I've promised a mini-campaign/cinematic RPG experience that'll play out over 4-6 2-3 hour sessions. 


Destroyer of Worlds Overview 

This adventure is a glorious, overstuffed sandbox. There is a ton of content here and it's just overflowing with ideas and scenes and adversaries. Each of the 3 acts could easily be a satisfying 5-6 session campaign by itself. (complete with it's own dramatic conclusion!)  As written, these events are all meant to pile on top of each other, taking place over just a few days. But there's really just too much here. It's hard to see how you could play through it all in a reasonable amount of time. And even harder to see how the characters could survive (more on that as we go along). 

Part of the challenge of fitting it into 6 sessions will be deciding what to cut and how to strip it down to the essentials. I also want to balance the pacing and leave time for character development and intra-party conflict. 

Inspiration without Constraint

For any published adventure I run, I like to use the contents as inspiration and guidance. But I don't allow myself to be constrained by it. This is my version. I'm going to re-mix the contents extensively, cutting, adding, and adjusting to tell the story I want to tell as best I can. I do this with everything I run. But it's really essential here. You need to pick and choose and make it your own. 


System Modifications 

I like the system quite a lot. The stress mechanics combined with quick and brutal combats capture the source material quite well. I am playing with a few significant modifications:

  • No initiative: I'm not using the initiative system. Instead, we'll play out action scenes with me allocating turns to characters in a rough rotation, trying to give everyone equal time, but also surfing the rhythms and dynamics of the scene. In a face-off situation, I'll either choose who goes first or have the player do a mobility or observation check to get the jump on their opponent. 

  • Blocking: As written, the melee blocking rules seem like they would make the players remarkably alien-proof. That's not what I want. I'll treat blocking as slow action and only allow it if the player declares that's what they're doing before they are attacked. 


Major Plot Changes

In my version of this adventure I'm planning some significant plot changes:

  • Ghost Town: I'm emphasizing the colony as a ghost town. Everything is portrayed as part of a once-much bigger and more bustling institution, now down to just a skeleton crew of stragglers left behind. The biggest change is that I'm treating the military presence as almost entirely gone as well. Instead of 200 marines left, I'm saying we're down around 20. No tanks, no dropships, and just 1 other APC at the starport.
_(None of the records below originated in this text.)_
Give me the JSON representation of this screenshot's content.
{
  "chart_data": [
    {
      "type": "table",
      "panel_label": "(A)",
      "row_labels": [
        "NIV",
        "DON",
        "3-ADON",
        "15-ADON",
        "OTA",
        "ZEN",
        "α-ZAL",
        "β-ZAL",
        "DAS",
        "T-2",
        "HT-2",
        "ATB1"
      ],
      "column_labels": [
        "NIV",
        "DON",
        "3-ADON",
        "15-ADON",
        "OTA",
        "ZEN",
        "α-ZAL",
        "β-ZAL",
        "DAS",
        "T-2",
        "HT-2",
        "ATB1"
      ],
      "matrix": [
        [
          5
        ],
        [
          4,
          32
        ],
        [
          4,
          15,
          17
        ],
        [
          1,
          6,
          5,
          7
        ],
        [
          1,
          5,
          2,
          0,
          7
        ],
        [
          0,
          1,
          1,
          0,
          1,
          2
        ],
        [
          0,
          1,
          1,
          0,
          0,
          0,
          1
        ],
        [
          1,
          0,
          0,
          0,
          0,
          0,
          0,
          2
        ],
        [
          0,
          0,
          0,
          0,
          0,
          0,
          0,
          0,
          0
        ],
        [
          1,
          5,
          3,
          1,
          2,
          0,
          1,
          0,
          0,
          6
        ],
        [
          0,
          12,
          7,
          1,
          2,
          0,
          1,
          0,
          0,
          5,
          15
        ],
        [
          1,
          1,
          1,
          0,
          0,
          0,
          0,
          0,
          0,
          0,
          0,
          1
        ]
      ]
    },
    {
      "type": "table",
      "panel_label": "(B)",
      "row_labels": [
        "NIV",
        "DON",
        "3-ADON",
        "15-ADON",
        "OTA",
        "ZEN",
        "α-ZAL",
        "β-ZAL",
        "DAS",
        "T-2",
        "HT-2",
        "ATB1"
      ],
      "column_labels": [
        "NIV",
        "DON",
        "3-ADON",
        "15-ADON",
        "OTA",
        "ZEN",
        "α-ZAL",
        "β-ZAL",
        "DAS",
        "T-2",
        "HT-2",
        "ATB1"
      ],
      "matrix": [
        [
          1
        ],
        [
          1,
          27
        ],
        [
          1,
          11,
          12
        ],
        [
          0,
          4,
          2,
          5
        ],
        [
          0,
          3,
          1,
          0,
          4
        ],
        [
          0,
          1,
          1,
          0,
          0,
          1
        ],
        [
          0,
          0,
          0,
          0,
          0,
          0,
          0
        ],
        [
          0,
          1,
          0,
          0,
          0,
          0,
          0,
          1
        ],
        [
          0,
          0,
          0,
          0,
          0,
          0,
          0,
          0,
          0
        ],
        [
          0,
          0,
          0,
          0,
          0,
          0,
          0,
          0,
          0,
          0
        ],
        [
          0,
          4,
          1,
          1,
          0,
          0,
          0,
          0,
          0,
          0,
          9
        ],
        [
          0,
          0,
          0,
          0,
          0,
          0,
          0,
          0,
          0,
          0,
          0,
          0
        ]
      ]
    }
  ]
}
Even ammo and additional gear are hard to come by in a stripped-bare armory. The few soldiers left are stretched too thin and just the useless dregs left behind. The players are really on their own.

  • Black Oil All Along: The adventure features lots of xeno variants, but also suggests they all come from our traditional XX121 friends. I've decided that Project Life Force was started with a sample of black oil. This helps explain the variants we'll see in the AWOL marines. But we'll also say the Life Force experiments did result in a strain that works like XX121. So, when it comes time to come back to the base, the players will encounter those as well.

    Instead of the big, mysterious black oil drop to end Act II. I'll be using a more integrated, smaller, and more home-grown variation of the idea.

    And of course, black oil is the ultimate MacGuffin.

The Law of Conservation of NPCs

After I introduce a character, however incidental, I'll continue to look for excuses to bring back that character. In this case, some minor and created-on-the-fly characters managed to stick around or came to play significant roles in the story.